This recipe features quick-cooking chicken tenderloins coated in a flavorful mixture of crumbs and spices. Serve them with side dishes like roasted fresh carrots and quinoa with scallions to make a uniquely flavorful yet simple weeknight meal.
How to Make Perfect Pan-Fried Chicken Tenders
Here are a few tips on how to make perfect pan-fried chicken tenders.
- Prepare the chicken: Using kitchen shears, trim the white tendons from the ends of the chicken tenderloins and discard them.
- Prepare the egg dip: Whisk egg and milk together in a pie plate or other shallow dish. The ratio is 1 tablespoon of milk to 1 large egg.
- Prepare the crumb coating: Combine the breadcrumbs with 1 teaspoon salt, all the spices, and a few grinds of black pepper. Spread the mixture on a dinner plate or sheet of wax paper.
- Coat the chicken in crumbs: Working with one tenderloin at a time, dip in the egg mixture and turn once or twice to coat. Allow the excess egg to drip off, then lay the chicken on the bed of crumbs and use your fingers to press gently into the mixture to be sure the crumbs adhere. Repeat on the other side.

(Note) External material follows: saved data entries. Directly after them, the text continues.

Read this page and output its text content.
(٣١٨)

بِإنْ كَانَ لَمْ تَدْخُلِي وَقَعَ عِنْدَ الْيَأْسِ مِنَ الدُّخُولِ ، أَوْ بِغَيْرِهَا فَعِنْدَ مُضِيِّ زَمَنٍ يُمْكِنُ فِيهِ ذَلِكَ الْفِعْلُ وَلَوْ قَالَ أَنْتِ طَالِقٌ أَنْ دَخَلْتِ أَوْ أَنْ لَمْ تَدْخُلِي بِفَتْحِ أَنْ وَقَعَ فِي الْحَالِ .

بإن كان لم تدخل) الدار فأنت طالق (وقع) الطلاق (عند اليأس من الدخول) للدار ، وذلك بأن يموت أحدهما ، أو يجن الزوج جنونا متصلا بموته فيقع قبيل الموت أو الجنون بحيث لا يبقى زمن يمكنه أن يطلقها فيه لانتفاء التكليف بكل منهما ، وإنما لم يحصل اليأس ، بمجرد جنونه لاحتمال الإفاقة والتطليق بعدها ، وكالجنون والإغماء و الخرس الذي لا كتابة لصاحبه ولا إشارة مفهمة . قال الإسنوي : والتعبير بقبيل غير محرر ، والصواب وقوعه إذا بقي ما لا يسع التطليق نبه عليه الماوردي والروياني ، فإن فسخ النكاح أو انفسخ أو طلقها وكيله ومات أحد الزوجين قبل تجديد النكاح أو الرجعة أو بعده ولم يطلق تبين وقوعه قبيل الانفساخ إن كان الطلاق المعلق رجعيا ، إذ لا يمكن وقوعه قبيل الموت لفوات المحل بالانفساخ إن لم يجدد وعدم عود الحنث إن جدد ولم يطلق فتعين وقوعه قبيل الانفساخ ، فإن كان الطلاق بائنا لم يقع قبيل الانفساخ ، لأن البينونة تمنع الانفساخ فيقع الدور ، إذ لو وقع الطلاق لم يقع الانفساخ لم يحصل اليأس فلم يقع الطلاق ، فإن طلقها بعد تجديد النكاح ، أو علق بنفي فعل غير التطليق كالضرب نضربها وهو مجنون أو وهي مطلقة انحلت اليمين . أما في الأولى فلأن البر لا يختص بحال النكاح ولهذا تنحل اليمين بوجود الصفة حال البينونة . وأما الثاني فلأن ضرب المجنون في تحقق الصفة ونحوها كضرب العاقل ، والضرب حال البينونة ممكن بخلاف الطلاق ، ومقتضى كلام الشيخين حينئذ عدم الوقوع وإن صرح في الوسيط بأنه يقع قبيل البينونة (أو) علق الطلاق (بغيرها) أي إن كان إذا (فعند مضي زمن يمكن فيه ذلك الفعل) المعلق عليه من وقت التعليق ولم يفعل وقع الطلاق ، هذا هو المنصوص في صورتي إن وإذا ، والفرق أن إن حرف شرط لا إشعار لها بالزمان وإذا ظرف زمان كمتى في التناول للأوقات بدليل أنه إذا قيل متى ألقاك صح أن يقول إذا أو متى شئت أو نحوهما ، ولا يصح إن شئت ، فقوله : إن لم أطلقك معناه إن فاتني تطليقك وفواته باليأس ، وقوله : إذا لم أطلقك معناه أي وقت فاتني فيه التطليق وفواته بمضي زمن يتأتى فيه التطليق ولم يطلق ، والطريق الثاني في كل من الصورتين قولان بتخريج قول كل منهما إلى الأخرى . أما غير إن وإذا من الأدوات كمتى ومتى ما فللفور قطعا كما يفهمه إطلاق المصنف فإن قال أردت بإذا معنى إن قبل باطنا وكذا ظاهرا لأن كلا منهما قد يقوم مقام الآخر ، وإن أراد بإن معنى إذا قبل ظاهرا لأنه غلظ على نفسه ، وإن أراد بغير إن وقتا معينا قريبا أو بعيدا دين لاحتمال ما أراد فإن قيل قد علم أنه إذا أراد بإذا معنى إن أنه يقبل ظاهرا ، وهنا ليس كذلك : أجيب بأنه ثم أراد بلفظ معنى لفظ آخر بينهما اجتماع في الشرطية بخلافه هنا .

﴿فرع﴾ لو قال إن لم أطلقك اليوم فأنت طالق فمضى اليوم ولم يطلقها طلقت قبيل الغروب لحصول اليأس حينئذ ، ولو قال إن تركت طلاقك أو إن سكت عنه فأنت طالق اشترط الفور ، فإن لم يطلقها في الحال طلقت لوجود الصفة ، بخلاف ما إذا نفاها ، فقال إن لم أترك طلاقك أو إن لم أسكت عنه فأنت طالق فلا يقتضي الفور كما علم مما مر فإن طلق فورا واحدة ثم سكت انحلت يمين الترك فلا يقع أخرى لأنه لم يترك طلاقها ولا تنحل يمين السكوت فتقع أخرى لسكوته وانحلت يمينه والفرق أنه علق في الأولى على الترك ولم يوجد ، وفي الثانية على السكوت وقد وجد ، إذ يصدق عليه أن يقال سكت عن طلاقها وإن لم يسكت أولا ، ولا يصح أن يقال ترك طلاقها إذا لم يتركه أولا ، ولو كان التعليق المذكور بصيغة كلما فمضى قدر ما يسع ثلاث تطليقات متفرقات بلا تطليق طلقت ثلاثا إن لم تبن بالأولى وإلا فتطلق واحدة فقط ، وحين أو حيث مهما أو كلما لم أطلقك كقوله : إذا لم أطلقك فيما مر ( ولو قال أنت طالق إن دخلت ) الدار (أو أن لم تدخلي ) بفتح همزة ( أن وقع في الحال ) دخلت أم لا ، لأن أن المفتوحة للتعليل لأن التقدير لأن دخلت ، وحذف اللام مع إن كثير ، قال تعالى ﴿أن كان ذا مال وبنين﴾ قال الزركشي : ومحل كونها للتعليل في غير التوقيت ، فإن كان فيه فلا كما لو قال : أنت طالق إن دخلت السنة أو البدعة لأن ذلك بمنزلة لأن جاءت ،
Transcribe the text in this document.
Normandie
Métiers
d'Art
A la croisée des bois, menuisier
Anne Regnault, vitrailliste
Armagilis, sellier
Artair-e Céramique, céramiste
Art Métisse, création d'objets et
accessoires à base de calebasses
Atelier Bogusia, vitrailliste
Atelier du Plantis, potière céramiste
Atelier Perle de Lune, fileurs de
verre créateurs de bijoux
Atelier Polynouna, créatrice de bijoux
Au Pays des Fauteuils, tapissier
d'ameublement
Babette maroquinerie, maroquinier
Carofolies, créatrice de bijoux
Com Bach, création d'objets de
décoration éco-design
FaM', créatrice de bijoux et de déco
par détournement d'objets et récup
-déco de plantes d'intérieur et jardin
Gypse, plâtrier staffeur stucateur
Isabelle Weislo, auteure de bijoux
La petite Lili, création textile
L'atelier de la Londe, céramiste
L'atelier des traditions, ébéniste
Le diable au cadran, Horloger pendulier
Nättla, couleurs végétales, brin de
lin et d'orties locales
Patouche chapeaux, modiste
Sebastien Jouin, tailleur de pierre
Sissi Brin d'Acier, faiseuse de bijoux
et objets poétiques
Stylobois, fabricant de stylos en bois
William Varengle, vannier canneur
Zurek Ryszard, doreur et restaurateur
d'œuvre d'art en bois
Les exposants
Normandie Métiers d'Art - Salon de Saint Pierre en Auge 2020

- Fry the chicken: Coat the bottom of a large frying pan with about 1/8-inch of vegetable oil and heat over medium-high heat. Add a pinch of bread crumbs to the pan, and as soon as they begin to sizzle, the pan is preheated. Add the chicken in a single layer and fry until the crumb coating is golden brown and the interior of the chicken is no longer pink, 2 to 3 minutes per side. You may want to work in batches to avoid crowding the pan.
- Watch the temperature: Every stove is different, and you don’t want your crumb coating to burn while the chicken cooks all the way through. Check the bottom of each piece after 1 minute in the pan, and if the crumbs already browning, the heat is too high. Carefully turn the chicken over and reduce the heat.
- Handle the chicken gently: Use a pair of tongs to turn the chicken, and be careful so as not to damage the crumb coating.
- Check for doneness with a thermometer: Use an instant-read thermometer to check the chicken for doneness (165°F). This way, you won’t need to cut it and let the juices run out.
- Let the chicken stand before serving: Place cooked chicken on a paper towel-lined plate and gently blot to absorb the oil from frying. Let stand for 3 to 5 minutes before serving.

Spice Breaded Chicken Tenders
Ingredients
- 1-1/4 lb chicken tenderloins, 12 pieces
- 1 cup dry breadcrumbs, unseasoned
- 3/4 teaspoon salt
- 1/2 teaspoon garlic powder
- 1/2 teaspoon ground cumin
- 1/2 teaspoon ground coriander
- 1/2 teaspoon oregano
- 1/2 teaspoon ground cinnamon
- 1/2 teaspoon smoked paprika
- Freshly ground black pepper
- 1 egg, lightly beaten
- 1 tablespoon milk
- 2 tablespoons vegetable oil
Instructions
- Using kitchen shears, trim the white tendons from the ends of the chicken tenderloins and discard them.
- Combine the breadcrumbs, salt, garlic powder, cumin, coriander, oregano, cinnamon, smoked paprika and a few grinds of black pepper in a shallow dish or pie plate.
- Place the egg in another shallow dish and whisk in the milk. Dip each chicken tenderloin in the egg mixture, then dredge in the crumb-spice mixture, pressing lightly to be sure the crumbs adhere well.
- Heat the oil in a large nonstick skillet over medium-high heat. Add the chicken in a single layer and cook until the crumbs are golden brown and the interior is no longer pink, about 3 minutes per side (see notes).
- Transfer to a paper towel-lined plate to absorb any excess oil, then plate individual servings.
Notes
- Frying the chicken: Coat the bottom of a large frying pan with about 1/8-inch of vegetable oil and heat over medium-high heat. Add a pinch of bread crumbs to the pan and as soon as they begin to sizzle, the pan is pre-heated. Add the tenders in a single layer and fry until the crumb coating is golden brown and the interior of the chicken is no longer pink, 2 to 3 minutes per side. You may want to work in batches to avoid crowding the pan.
- Watch the temperature: Every stove is different and you don’t want your crumb coating to burn while the chicken cooks all the way through. Check the bottom of each piece after 1 minute in the pan, and if the crumbs already browning, the heat is too high. Carefully turn the chicken over and reduce the heat.
- Handle the chicken gently: Use a pair of tongs to turn the chicken and be careful so as not to damage the crumb coating.
Nutrition
Nutrition information is automatically calculated, so should only be used as an approximation.